Several scientific and technical activities are run simultaneously by the CARDIOTRIALS research group.
We have created a semi-automatic procedure for segmenting CT scans to get cardiac anatomies timely. The procedure combines automatic algorithms (running in a few seconds) and human operations for better accuracy and assessment of the results.
The resulting cardiac anatomies are the input computational domain of our multiphyics solver. The latter is a groundbreaking computational model of the whole human heart, including all four chambers, valves, and the initial sections of major arteries and veins. The model simulates the complex mechanics of heart dynamics, including blood flow, muscle motion, and electrical signals, using high-performance-computing. To ensure high accuracy, it handles up to one billion spatial degrees of freedom and half a million-time steps per heartbeat.
First, we have used the model to replicate the cardiac dynamics of a healthy heart. Then, to simulate the left bundle branch block condition by disrupting the heart’s electrical signals between the atrioventricular node and the left bundle branch. This causes a decline in cardiovascular performance, reflecting real-life clinical symptoms. Pacemaker therapy is then simulated to resynchronize the heart. By testing different positions for the pacemaker lead in the left ventricle, the study generates a small-scale clinical trial to analyze therapy outcomes.
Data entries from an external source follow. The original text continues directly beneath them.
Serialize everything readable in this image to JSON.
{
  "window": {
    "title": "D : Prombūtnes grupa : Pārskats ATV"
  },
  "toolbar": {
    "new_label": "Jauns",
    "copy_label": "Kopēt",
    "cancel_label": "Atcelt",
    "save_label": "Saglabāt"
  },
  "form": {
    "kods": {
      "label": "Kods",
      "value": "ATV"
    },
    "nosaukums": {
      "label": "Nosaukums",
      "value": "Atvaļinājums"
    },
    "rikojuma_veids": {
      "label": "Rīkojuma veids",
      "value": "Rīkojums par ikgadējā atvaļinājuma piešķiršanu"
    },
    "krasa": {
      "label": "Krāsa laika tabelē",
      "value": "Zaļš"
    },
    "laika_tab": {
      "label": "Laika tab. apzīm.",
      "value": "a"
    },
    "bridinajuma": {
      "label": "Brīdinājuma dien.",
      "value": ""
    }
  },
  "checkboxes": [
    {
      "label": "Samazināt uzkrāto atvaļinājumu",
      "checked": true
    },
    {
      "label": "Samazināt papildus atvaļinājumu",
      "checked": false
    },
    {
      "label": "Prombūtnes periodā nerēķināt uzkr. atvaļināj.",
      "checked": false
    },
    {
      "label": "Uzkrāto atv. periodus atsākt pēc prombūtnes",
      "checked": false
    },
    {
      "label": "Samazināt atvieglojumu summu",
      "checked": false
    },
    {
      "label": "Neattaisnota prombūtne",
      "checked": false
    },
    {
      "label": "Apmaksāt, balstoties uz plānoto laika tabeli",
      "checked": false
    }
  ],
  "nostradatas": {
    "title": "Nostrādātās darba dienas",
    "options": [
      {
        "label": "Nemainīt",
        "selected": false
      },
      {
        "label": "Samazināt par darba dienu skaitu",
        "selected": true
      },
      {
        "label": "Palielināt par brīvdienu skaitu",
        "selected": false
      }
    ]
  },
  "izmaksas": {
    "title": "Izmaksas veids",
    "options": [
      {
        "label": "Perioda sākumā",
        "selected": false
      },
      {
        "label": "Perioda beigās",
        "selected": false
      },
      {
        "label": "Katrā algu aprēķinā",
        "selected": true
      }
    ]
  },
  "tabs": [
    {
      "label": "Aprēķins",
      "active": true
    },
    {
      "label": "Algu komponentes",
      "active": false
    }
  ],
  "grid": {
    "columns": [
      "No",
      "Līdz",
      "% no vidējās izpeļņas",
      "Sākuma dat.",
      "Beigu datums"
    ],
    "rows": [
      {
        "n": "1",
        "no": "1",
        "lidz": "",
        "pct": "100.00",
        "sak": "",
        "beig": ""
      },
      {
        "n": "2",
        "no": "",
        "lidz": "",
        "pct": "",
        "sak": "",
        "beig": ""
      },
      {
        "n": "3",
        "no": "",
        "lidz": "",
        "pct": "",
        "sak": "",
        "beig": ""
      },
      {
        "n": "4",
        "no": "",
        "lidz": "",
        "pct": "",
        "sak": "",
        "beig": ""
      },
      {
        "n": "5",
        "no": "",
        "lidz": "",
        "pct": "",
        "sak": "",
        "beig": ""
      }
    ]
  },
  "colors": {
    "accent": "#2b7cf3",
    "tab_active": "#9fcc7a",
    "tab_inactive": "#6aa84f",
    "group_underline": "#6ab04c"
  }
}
The model is also applied to study the effects of aortic stenosis (AS), a condition where the aortic valve narrows, restricting blood flow. The simulations reveal how AS increases blood velocity and pressure differences across the valve, known as transvalvular pressure drop (TPD). Severe cases result in peak jet velocities of 4.9 m/s and TPDs of 42.5 mmHg, aligning well with clinical and experimental data. Additionally, the model measures wall shear stress (WSS), a factor that cannot be directly observed in patients. High WSS levels are linked to severe AS, particularly in the aortic valve and ascending aorta, potentially damaging red blood cells and activating platelets, which raises the risk of blood clots.
Finally, the model has been exploited to study heart performance after an ischemic event (heart attack), where part of the heart muscle is damaged due to a lack of oxygen. This damaged region affects the heart muscle’s ability to contract and conduct electrical signals. The study examines various scenarios by changing the size and location of the damaged area, depending on which coronary artery is blocked. It evaluates heart efficiency in terms of blood pressure differences, cardiac output, and WSS, aiming to identify key factors influencing disease progression and detection.
In summary, this advanced heart model offers valuable insights into cardiac disorders and therapies, helping to improve the understanding and treatment of conditions like electrophysiology disfunctions, aortic stenosis, and ischemic heart disease.